青瓦台(大統領府)の人口・高齢化社会対策チームは19日、低出産・高齢化時代に備えた「20の国家実践戦略方案」を発表、2008年をめどに定年を60歳にし、その後5年ごとに1歳ずつ引き上げ、2033年に65歳にする案を提示した。
これと関連して政府は、勤労者の年齢を理由に採用や解雇時に差別することを禁止する「雇用平等促進に関する法律」を今年中に策定し、来年から施行する計画だ。また、経営側が定年延長を理由に賃金を引き下げた場合、その一部を政府が支援する「賃金調整オプション制」の導入も検討する。
権奇洪・労働部長官は、「各種の奨励策を通じて企業が定年を延長するよう誘導していく方針だ」と述べ、定年退職した人を再雇用したり、定年を過ぎても引き続き企業が雇用する場合には、補助金を支給し、法人税を減免するなどの優遇策を講じる考えだ。
こういった政府の定年延長政策について、韓国経営者総協会は意見書を発表し、「定年延長に政府は介入すべきではなく、企業自らが決定する問題だ」と反発している。

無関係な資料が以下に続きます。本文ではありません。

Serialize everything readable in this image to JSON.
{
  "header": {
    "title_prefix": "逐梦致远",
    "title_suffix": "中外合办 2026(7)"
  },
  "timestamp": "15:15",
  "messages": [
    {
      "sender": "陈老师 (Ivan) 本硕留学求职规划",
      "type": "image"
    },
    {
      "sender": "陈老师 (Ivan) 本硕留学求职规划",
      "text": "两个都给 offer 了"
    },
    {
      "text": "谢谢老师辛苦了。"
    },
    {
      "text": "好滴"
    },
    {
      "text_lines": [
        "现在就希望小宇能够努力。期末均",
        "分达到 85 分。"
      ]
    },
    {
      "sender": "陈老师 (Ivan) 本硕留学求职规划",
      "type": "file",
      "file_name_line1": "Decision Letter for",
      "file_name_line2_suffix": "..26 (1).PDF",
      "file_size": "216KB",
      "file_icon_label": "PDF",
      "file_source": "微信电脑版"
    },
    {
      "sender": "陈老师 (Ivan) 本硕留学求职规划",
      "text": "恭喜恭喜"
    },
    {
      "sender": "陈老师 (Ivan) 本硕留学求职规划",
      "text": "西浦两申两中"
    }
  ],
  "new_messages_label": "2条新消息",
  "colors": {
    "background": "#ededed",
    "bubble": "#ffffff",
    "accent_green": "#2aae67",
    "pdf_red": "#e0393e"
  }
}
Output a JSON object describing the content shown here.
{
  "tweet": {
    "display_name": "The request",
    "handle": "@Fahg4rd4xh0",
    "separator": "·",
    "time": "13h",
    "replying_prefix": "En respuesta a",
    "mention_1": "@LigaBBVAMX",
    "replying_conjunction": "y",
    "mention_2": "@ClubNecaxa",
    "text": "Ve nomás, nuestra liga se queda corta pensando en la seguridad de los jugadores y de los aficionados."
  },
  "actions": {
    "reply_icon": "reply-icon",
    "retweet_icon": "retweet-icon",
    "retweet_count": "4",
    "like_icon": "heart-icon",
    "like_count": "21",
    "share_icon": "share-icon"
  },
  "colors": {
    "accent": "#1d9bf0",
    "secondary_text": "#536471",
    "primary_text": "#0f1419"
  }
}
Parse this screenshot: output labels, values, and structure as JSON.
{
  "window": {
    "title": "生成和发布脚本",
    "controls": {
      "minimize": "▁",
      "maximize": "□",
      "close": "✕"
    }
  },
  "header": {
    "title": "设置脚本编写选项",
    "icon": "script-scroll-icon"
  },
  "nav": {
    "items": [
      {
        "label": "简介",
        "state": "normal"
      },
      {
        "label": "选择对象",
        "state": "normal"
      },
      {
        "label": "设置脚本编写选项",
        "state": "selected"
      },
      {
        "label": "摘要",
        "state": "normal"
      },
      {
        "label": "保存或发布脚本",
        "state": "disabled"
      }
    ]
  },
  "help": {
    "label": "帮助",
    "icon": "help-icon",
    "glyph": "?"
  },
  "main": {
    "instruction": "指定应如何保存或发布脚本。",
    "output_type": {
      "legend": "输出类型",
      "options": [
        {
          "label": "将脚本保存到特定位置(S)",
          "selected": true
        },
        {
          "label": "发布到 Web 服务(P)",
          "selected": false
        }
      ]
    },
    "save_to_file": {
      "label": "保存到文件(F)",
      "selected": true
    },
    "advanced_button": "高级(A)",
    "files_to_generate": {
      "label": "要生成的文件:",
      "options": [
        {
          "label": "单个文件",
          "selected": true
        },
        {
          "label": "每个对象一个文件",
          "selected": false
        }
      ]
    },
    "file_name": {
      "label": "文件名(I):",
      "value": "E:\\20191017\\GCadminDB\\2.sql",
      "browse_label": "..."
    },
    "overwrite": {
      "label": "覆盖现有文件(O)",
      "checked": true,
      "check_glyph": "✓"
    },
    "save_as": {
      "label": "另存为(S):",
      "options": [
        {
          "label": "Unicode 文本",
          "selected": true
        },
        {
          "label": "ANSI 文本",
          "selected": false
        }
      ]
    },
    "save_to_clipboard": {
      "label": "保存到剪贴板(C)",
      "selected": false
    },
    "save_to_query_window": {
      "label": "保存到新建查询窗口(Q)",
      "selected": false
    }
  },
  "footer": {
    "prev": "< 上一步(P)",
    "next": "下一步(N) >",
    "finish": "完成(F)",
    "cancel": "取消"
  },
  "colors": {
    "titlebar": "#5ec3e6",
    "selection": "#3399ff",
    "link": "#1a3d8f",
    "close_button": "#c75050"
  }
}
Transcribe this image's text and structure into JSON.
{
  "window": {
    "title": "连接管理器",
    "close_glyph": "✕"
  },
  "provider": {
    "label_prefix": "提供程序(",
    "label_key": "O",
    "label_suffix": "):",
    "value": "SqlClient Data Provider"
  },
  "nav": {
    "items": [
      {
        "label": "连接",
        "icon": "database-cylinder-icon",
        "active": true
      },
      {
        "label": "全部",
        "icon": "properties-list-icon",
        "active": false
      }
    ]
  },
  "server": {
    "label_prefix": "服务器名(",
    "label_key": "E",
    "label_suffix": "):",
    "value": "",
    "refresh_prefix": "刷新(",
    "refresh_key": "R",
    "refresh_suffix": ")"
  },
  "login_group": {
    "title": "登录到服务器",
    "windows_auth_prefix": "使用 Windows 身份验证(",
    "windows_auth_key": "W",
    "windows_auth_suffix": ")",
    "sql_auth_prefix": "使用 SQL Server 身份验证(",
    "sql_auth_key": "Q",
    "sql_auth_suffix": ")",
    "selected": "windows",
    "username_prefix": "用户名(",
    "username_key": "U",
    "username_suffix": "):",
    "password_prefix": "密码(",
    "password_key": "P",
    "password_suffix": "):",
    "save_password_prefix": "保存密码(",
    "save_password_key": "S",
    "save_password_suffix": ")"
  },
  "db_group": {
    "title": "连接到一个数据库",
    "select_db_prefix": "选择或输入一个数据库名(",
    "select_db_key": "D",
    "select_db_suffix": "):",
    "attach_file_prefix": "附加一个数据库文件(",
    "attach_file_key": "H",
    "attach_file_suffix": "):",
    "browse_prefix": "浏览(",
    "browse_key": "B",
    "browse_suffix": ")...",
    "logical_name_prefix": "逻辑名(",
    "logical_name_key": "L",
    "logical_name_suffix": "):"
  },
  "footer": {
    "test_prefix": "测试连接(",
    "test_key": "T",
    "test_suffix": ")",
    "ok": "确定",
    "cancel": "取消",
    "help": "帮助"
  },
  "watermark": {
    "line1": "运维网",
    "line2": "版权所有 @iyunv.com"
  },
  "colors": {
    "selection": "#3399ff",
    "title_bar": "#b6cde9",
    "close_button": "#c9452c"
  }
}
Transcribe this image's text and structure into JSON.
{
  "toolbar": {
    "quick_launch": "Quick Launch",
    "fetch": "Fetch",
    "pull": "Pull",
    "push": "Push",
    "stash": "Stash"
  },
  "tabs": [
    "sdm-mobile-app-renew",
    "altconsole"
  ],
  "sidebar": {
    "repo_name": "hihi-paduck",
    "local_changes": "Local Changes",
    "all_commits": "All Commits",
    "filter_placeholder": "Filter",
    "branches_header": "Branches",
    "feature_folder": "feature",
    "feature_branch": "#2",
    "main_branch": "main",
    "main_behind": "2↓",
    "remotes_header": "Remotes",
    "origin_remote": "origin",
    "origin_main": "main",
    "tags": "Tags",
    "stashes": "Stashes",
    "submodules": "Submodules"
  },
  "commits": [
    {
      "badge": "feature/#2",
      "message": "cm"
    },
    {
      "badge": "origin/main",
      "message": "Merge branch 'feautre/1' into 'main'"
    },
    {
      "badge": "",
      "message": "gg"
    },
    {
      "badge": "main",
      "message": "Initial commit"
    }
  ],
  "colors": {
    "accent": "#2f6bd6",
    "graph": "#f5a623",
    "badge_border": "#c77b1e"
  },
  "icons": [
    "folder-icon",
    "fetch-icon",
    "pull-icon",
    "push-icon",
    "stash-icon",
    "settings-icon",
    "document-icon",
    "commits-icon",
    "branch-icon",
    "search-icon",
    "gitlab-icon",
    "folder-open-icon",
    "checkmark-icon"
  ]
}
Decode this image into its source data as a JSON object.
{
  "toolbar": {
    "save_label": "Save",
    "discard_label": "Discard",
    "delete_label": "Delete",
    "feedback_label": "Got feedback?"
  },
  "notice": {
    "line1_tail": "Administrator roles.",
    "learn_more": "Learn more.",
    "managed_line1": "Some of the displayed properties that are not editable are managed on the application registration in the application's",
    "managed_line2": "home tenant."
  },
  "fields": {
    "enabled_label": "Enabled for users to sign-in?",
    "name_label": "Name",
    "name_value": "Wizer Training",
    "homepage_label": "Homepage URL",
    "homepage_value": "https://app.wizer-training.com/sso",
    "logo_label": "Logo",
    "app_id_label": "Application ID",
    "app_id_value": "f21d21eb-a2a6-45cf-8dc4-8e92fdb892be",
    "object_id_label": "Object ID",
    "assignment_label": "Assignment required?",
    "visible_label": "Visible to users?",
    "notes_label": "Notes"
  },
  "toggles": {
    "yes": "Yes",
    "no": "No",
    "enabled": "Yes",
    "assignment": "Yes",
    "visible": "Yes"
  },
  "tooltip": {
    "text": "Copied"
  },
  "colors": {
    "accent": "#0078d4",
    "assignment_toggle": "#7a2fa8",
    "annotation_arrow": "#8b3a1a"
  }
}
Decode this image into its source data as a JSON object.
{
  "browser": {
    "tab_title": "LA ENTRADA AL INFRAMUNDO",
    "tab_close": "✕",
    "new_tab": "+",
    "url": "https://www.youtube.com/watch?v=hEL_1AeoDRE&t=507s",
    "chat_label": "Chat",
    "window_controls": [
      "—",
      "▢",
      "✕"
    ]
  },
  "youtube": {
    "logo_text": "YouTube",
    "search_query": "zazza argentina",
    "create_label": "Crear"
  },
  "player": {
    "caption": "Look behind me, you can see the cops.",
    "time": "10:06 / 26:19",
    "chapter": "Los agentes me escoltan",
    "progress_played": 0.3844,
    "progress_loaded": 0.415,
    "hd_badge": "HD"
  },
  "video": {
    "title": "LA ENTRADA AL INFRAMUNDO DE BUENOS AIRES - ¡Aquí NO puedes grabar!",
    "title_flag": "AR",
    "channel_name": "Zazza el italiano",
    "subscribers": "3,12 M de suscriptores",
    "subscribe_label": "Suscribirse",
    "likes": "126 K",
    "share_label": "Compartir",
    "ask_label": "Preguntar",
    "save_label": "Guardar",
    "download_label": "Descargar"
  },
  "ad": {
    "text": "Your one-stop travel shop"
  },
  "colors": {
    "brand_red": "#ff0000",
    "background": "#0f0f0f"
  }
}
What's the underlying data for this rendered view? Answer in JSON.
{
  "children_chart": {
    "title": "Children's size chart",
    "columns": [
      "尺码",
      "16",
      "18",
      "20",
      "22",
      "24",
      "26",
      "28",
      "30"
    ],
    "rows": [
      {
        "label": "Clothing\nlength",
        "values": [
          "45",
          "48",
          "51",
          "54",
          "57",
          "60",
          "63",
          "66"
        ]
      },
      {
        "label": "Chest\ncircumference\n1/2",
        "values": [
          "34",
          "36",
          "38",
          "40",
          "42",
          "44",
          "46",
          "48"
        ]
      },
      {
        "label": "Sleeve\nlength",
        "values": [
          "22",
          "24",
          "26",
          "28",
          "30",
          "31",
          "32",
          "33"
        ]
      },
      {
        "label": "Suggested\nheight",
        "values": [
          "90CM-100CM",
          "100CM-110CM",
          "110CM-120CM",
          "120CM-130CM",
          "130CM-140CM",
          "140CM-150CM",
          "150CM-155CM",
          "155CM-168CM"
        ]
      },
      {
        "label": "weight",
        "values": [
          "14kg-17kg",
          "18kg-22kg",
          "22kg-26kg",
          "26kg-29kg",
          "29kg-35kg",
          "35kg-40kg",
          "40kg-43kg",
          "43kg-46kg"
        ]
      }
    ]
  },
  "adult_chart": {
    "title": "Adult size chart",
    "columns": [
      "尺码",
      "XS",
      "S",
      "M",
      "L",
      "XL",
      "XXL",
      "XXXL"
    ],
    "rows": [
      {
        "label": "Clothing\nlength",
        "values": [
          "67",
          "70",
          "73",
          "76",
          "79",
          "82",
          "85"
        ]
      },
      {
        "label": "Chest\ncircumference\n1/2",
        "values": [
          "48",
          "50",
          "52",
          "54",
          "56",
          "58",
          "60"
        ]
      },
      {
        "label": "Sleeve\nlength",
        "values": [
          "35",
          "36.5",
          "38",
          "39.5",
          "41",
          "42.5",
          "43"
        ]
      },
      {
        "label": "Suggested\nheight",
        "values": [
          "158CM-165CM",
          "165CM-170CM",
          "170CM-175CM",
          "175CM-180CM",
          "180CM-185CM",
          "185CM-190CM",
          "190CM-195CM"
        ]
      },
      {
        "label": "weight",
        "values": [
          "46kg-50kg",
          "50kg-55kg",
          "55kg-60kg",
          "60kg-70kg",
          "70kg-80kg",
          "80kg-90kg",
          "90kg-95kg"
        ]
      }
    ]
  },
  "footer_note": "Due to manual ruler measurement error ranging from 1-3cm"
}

韓国社会では、「沙悟浄」(四五定=45歳で定年)、「五六島」(五六盗=56歳まで働いたら泥棒)という言葉が流行語になっているが、実際には企業の平均定年57歳で退職する労働者は1000人中4人にすぎず、大部分が中途で退職したり、リストラで解雇され、定年まで勤めあげる人は少ない。
韓国労働研究院は、「年功重視の賃金体系が維持される限り、定年まで雇用を保証すれば企業の負担は重くなる。生産性に合わせ、高齢者の賃金を引き下げるなどの措置が必要だ」と指摘する。
しかし、退職金が退職直前3カ月の平均賃金で算出されるため、退職金が大幅に減ることになり、労働界は賃金削減に反対の立場をとっている。さらに、定年を延長すれば青年の失業率がさらに深刻になるという懸念もあり、定年延長問題は大きな論争に発展しそうだ。